Bila saja harapan agar Majalengka menjadi kota tujuan ingin segera tercapai, ada 3 hal pembangunan infrastruktur yang harus disegerakan alias tidak bisa ditunda-tunda lagi. Membangun pusat-pusat perbelanjaan/pertokoan barang-barang moderen dan barang-barang tradisional di tempat-tempat strategis berdasarkan prinsip analisis dampak lingkungan, ini merupakan hal pertama pembangunan infrastrukutur yang tidak perlu terlalu banyak dipikirkan. Dengan adanya pusat-pusat perbelanjaan/pertokoan mapan di tempat-tempat strategi di sekitar kota Majalengka, maka dengan sendirinya masyarakat dari berbagai penjuru Majalengka atau bahkan dari daerah-daerah yang cukup jauh pun akan datang dan berbelanja. Tentu yang pada datang tidak akan lebih banyak yang menggunakan kendaraan pribadi, melainkan akan lebih banyak yang menggunakan kendaraan umum. Atas kenyataan itu, maka akan banyak lahir pengusaha-pengusah dibidang jasa kendaraan, baik berupa angkot, ojeg ataupun kendaraan jenis lainnya. Dengan demikian tingkat kemajuan akan terasa bergerak menuju ke kesejahtraan dan kemapanan angka pendapatan perkapita, mengingat jumlah tenaga kerja banyak tersedot.

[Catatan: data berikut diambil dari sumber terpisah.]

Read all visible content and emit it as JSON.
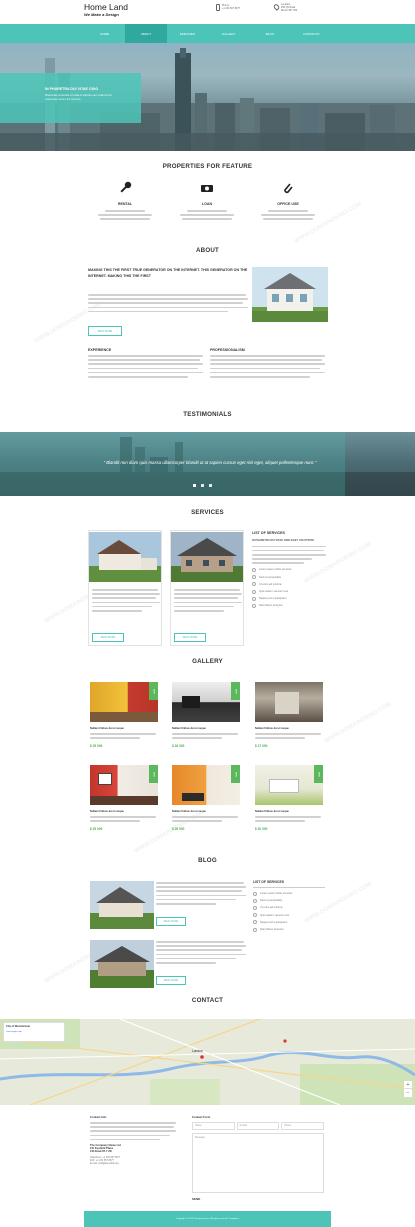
{
  "header": {
    "logo_title": "Home Land",
    "logo_tagline": "We Make a Design",
    "phone_label": "Phone:",
    "phone_value": "+1 234 567 8977",
    "location_label": "Location:",
    "location_line1": "256 Q5 Road",
    "location_line2": "Bronxi 987 456"
  },
  "nav": {
    "items": [
      "HOME",
      "ABOUT",
      "SERVICES",
      "GALLERY",
      "BLOG",
      "CONTACTS"
    ],
    "active_index": 1
  },
  "hero": {
    "heading": "IN PHARETRA DUI VITAE ODIO",
    "text": "Maecenas venenatis id nulla et ultricies sem euismod id maecenas rutrum dui rhoncus"
  },
  "features": {
    "title": "PROPERTIES FOR FEATURE",
    "items": [
      {
        "icon": "key-icon",
        "label": "RENTAL"
      },
      {
        "icon": "money-icon",
        "label": "LOAN"
      },
      {
        "icon": "paperclip-icon",
        "label": "OFFICE USE"
      }
    ]
  },
  "about": {
    "title": "ABOUT",
    "heading": "MAKING THIS THE FIRST TRUE GENERATOR ON THE INTERNET. THIS GENERATOR ON THE INTERNET. MAKING THIS THE FIRST",
    "read_more": "READ MORE",
    "experience_title": "EXPERIENCE",
    "professionalism_title": "PROFESSIONALISM"
  },
  "testimonials": {
    "title": "TESTIMONIALS",
    "quote": "\" Blandit non diam quis massa ullamcorper blandit ut at sapien cursus eget nisl eget, aliquet pellentesque nunc \""
  },
  "services": {
    "title": "SERVICES",
    "read_more": "READ MORE",
    "list_title": "LIST OF SERVICES",
    "list_subtitle": "IN PHARETRA DUI VITAE ODIO EGET VOLUTPATE",
    "list_items": [
      "Lorem ipsum dolor sit amet",
      "Sed ut perspiciatis",
      "Ut enim ad minima",
      "Quis autem vel eum iure",
      "Neque porro quisquam",
      "Nam libero tempore"
    ]
  },
  "gallery": {
    "title": "GALLERY",
    "tag": "NEW",
    "items": [
      {
        "caption": "Nullam finibus dui et neque",
        "price": "$ 25 000"
      },
      {
        "caption": "Nullam finibus dui et neque",
        "price": "$ 26 000"
      },
      {
        "caption": "Nullam finibus dui et neque",
        "price": "$ 27 000"
      },
      {
        "caption": "Nullam finibus dui et neque",
        "price": "$ 25 000"
      },
      {
        "caption": "Nullam finibus dui et neque",
        "price": "$ 26 000"
      },
      {
        "caption": "Nullam finibus dui et neque",
        "price": "$ 30 000"
      }
    ]
  },
  "blog": {
    "title": "BLOG",
    "read_more": "READ MORE",
    "list_title": "LIST OF SERVICES",
    "list_items": [
      "Lorem ipsum dolor sit amet",
      "Sed ut perspiciatis",
      "Ut enim ad minima",
      "Quis autem vel eum iure",
      "Neque porro quisquam",
      "Nam libero tempore"
    ]
  },
  "contact": {
    "title": "CONTACT",
    "map_place": "City of Westminster",
    "map_city": "London",
    "map_link": "View larger map",
    "info_title": "Contact Info",
    "company": "The Company Name Ltd",
    "address1": "1St Keyfield Place",
    "address2": "CD Road 87-7 2D",
    "telephone": "Telephone: +1 234 567 8977",
    "fax": "FAX: +1 234 567 8977",
    "email": "E-mail: mail@demolink.org",
    "form_title": "Contact Form",
    "name_placeholder": "Name:",
    "email_placeholder": "E-mail:",
    "phone_placeholder": "Phone:",
    "message_placeholder": "Message:",
    "send_label": "SEND",
    "zoom_in": "+",
    "zoom_out": "−"
  },
  "footer": {
    "copyright": "Copyright © 2016 Company name. All rights reserved. Templates"
  },
  "colors": {
    "accent": "#4cc5b8",
    "accent_dark": "#2fa89d",
    "footer_bg": "#4cc5b8",
    "price": "#4caf50"
  }
}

Membangun tempat-tempat hiburan di sekitar pusat kota ataupun di tempat-tempat wisata yang terpola berdasarkan aturan yang ada, dan membangun infrastruktur berupa tempat-tempat penginapan di sekitar pusat kota atau ditempat-tempat wisata yang ditetapkan, baik yang berkelas wisma, hotel kelas melati, ataupun kelas bintang, ini merupakan hal kedua dan ketiga soal pembangunan infrastruktur yang harus disegerakan. Ekses positif yang akan terjadi sama halnya dengan ekses pembangunan infrastruktur pertama yang disarankan. Hiruk-pikuk kendaraan akan tinggi, tenaga kerja banyak terserap, inkam daerah bertambah, kota dan sekitarnya menjadi hangat. Dengan berbagai kenyataan ekses positif dimaksud, maka kenyataan yang tak terbantahkan Majalengka sebagai kota sepi atau sering juga disebut sebagai desa besar, itu dengan sendirinya akan lenyap.

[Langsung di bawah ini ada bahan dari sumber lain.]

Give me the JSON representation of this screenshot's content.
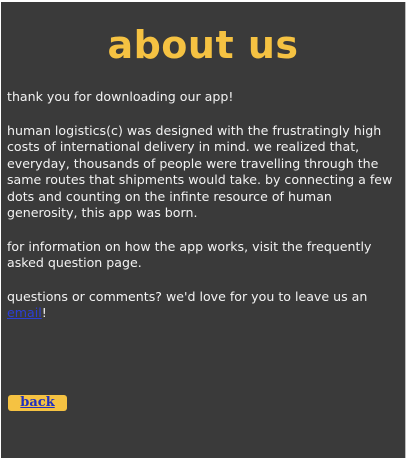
{
  "header": {
    "title": "about us"
  },
  "content": {
    "paragraph_1": "thank you for downloading our app!",
    "paragraph_2": "human logistics(c) was designed with the frustratingly high costs of international delivery in mind. we realized that, everyday, thousands of people were travelling through the same routes that shipments would take. by connecting a few dots and counting on the infinte resource of human generosity, this app was born.",
    "paragraph_3": "for information on how the app works, visit the frequently asked question page.",
    "paragraph_4_before_link": "questions or comments? we'd love for you to leave us an ",
    "email_link_label": "email",
    "paragraph_4_after_link": "!"
  },
  "footer": {
    "back_label": "back"
  },
  "colors": {
    "background": "#3a3a3a",
    "accent": "#f5c242",
    "text": "#f2f2f2",
    "link": "#2b3fd6"
  }
}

Satu hal yang tidak perlu dibantah adalah soal pentingnya kereligian pemerintahan daerah dan rakyat Majalengka walaupun misalnya 3 konsep pembangunan infrastruktur tersebut betul-betul dapat dilakukan. Artinya, pembangunan infrastruktur penting dilakukan, tapi membangun masyarakat agar berjiwa religi jauh lebih penting. Sebagai salah satu missal, jika kita mau memulai berjiwa religi, pastilah kita akan terbiasa untuk tidak menyepakati terjadinya berbagai pelaksanan hiburan di tengah alun-alun kabupaten, mengingat alun-alun dimaksud berhadapan langsung dengan masjid agung Al-Imam. Terlebih jika hiburannya itu berupa musik-musik bersuara keras. Untuk itu alangkah bijaknya jika alun-alun itu dibiarkan steril dari suara-suara membisingkan yang secara kasat mata dapat mengganggu kekhususan orang-orang di Masjid Al-Imam. Begitupun tidak terbatas untuk alun-alun kabupaten saja, tapi berlaku pula proses pembelajaran religi ini untuk daerah-daerah kecamatan atau desa yang ada dalam lingkup kabupaten Majalengka. Bila proses ketertaatan ini dilakukan, maka itu sesungguhnya merupakan bagian penting dari pelaksanaan visi REMAJA.